The dehumanization played out in the schools. As an example, he cited Holocaust survivor Erika Gold, who in her testimony with USC Shoah Foundation spoke of the dread she felt as a child attending school in pre-war Germany, where her teacher, a Nazi, would grab her by the ears and scornfully call her a “Yiddisher.”
Razfar sees parallels between the status of Yiddish in pre-war Germany and the status of Black English in the U.S. public school system.
He likens the pre-war efforts to delegitimize Yiddish to criticism leveled at educators who try to validate Black English. In 1997, for instance, the Oakland Unified School District’s attempt to recognize Ebonics as an acceptable language prompted California lawmakers to draft bills seeking to penalize the district.
“There is little to no status afforded to the language of African Americans,” Razfar said. “Clearly something socio-cultural-political is informing that type of judgment about the nature of the language.”
As an undergraduate science major at UCLA, Razfar took a Holocaust class that affected his world-view and sense of responsibility to act.
“At the end of the course the Professor stood up and said, ‘You are all witnesses now,’” he said. “It put this air of responsibility on our shoulders that I’d never felt before. I always remember that episode very vividly.”
Another revelation came to him as an undergrad in 1993, when administrators threatened to close down a library dedicated to students of Mexican-American heritage and initially rejected a proposal from students on campus for a Chicano studies program. This triggered a headlines-generating hunger strike that lasted for six weeks.

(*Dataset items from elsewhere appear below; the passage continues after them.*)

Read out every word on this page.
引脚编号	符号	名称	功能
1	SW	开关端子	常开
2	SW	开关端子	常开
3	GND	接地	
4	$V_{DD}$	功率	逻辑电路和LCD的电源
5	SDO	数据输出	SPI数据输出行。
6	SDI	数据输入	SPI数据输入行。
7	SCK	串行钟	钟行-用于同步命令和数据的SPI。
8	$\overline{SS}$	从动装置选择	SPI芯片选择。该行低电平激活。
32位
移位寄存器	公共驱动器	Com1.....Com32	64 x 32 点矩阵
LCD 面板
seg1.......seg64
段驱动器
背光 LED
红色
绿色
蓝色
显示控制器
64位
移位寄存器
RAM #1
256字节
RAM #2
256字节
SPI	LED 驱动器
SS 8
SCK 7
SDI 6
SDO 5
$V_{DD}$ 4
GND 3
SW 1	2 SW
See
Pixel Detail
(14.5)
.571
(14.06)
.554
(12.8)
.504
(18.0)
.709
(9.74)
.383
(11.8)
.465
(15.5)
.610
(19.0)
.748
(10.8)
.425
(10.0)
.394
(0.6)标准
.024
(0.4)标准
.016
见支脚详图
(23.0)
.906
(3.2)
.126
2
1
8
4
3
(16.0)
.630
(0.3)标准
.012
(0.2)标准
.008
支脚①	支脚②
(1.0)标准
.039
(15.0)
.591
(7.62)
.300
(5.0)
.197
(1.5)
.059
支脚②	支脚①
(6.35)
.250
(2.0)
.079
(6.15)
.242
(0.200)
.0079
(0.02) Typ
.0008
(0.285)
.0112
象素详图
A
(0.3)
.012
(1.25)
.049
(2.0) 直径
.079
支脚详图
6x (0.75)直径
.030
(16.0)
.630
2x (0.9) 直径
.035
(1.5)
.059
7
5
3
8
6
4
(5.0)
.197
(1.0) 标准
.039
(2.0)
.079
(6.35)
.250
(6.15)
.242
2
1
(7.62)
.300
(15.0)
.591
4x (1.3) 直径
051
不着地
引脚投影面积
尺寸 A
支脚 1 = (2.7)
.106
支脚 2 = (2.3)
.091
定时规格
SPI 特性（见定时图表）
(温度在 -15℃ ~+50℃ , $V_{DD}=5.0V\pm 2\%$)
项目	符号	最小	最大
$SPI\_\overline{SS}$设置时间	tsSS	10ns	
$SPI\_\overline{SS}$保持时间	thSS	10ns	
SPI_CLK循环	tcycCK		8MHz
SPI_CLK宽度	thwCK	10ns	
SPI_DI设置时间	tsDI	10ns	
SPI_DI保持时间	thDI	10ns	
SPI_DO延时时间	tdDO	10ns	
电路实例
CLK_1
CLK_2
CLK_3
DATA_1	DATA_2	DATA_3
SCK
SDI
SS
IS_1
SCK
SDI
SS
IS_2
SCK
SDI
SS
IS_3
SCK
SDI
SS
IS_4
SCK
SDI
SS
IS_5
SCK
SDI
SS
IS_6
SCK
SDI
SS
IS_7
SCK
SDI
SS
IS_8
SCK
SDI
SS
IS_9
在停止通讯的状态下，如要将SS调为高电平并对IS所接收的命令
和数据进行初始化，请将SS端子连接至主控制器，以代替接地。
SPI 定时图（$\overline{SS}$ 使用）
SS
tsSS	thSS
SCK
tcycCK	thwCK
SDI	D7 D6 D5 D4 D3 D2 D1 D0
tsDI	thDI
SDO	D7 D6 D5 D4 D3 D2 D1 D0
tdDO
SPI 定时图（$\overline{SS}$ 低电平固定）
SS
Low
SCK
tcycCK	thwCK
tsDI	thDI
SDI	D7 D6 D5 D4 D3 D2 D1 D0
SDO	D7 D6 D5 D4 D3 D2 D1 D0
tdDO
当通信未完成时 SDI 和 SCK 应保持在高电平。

Razfar participated as an organizer in the movement, which catalyzed the creation of the Cesar Chavez Center for Interdisciplinary Instruction in Chicana/o Studies.
“Until that point, I never thought of identity as an issue,” he said. “I had subconsciously assimilated a normative narrative: ‘If it’s not English, it stays at home.’
“So that was the first time that I actually became kind of ‘woke’ – we didn’t use that expression then, but I think I became ‘woke,’” he said.